Add a warcinfo record to this file.

Parameters:
  • fields (dict) – Fields for this record.
  • operator (string) – Contact information for the operator who created this resource. A name or a name and email address is recommended.
  • software (string) – Software and software version used to create this WARC resource (defaults to BASC-Warc’s version informaton).
  • robots (string) – The robots policy followed by the harvester creating this WARC resource. The string 'classic' indicates the 1994 web robots exclusion standard rules are being obeyed.
  • hostname (string) – The hostname of the machine that created this WARC resource, such as “crawling17.archive.org”.
  • ip (string) – The IP address of the machine that created this WARC resource, such as “123.2.3.4”.
  • http_header_user_agent (string) – The HTTP ‘user-agent’ header usually sent by the harvester along with each request.

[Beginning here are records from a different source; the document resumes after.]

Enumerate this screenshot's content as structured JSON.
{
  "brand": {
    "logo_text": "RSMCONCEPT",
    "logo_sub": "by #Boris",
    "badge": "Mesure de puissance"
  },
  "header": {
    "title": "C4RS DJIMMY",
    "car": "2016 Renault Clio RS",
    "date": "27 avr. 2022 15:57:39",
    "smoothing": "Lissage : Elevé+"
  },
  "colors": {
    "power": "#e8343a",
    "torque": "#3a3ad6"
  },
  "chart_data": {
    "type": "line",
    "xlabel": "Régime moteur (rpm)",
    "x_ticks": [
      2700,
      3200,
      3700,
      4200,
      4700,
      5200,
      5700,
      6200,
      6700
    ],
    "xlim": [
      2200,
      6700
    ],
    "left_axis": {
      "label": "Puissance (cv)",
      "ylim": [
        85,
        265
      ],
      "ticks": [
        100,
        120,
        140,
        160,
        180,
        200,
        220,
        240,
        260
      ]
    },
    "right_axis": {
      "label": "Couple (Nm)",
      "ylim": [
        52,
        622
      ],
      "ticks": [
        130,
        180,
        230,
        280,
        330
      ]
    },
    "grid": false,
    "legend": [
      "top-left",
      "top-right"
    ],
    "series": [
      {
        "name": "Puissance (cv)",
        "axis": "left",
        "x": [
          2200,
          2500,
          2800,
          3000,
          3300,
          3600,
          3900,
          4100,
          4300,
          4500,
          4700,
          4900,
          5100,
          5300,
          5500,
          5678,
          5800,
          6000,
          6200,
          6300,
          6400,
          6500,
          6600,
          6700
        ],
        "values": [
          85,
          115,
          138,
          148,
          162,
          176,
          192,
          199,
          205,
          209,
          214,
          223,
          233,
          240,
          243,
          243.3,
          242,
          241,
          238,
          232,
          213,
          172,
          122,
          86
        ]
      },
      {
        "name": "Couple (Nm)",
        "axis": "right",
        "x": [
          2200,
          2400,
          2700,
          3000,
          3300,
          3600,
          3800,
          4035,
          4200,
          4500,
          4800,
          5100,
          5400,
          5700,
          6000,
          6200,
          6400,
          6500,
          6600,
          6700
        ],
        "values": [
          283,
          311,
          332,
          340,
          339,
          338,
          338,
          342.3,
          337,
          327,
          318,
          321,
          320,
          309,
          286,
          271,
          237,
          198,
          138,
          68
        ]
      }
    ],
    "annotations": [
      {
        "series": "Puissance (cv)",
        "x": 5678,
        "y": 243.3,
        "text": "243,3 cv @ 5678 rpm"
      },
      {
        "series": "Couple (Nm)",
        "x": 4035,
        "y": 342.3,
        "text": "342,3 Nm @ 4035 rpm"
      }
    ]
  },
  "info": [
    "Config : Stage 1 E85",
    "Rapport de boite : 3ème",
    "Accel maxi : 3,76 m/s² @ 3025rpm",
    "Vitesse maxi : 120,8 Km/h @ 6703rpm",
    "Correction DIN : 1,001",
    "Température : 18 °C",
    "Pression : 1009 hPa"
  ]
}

If ‘request’ records are used to save verbatim requests, this information is redundant.
  • http_header_from (string) – The HTTP ‘From’ header usually sent by the harvester along with each request (redundant when ‘request’ records are used, as above).
Returns:

Index of the new added record.

Adding custom records

These functions let you add basc_warc.Record objects directly into this WARC file.

In a threaded application, if you are adding multiple records that relate to each other, you should use the basc_warc.WarcFile.add_records() function, as this will ensure the given records are adjacent.

WarcFile.add_record(record)

Add the given Record to our records.

Parameters:record (basc_warc.Record) – Record to add to this WARC file.
Returns:The index of the added record.
WarcFile.add_records(*records)

Add the given Records to our records.

Parameters:record (list of basc_warc.Record) – Records to add to this WARC file.
Returns:Indexes of the added records.

Writing files out

To write files out, you simply use the basc_warc.WarcFile.bytes() function and write the output to a file.

WarcFile.bytes(compress_records=False)

Return bytes to write.

Parameters:compress_records (bool) – Whether to apply gzip compression to records.
Returns:Bytes that represent this WARC file.

basc_warc.Record — WARC Records

You use this class to create and add new records.

Creation

These functions let you add standard types of records easily.

class basc_warc.Record(record_type, header=None, block=None)

A record in a WARC file.

Parameters:

basc_warc.RecordHeader - WARC Record Header

This class is a header for a basc_warc.Record object.

Fields

The following methods let you set standard WARC fields.

class basc_warc.RecordHeader(fields={})

A header for a WARC record.

Parameters:fields (dict) – Fields to create this header with.
RecordHeader.set_field(name, value)

Set field to the given value.

Parameters:
  • name (string) – Name of the field.
  • value (string or int) – Value of the field.

Simple field access

These are convenient ways to access certain fields.

RecordHeader.record_id

ID of this Record, should be unique in the WARC.

RecordHeader.date

Datetime the data capture that created this Record started.

WARC Record blocks

You use any of these classes as a content block for a basc_warc.Record object.

Bytes

This is the standard type of block, and lets you expose a series of bytes (a file, HTTP request, etc) as a block for a basc_warc.Record.

class basc_warc.RecordBlock(content=None)

Block for an arbitrary record.

Parameters:content (bytes) – Block of content to expose in this record.

warcinfo Block

This type of block is used for warcinfo Records, and lets you easily set keys and values.

class basc_warc.WarcinfoBlock(fields={})

Block for a warcinfo record.

Parameters:fields (dict) – Fields to create this block with.
WarcinfoBlock.set_field(name, value)

Set field to given value.

Parameters:
  • name (string) – Name of the field.
  • value (string or int) – Value of the field.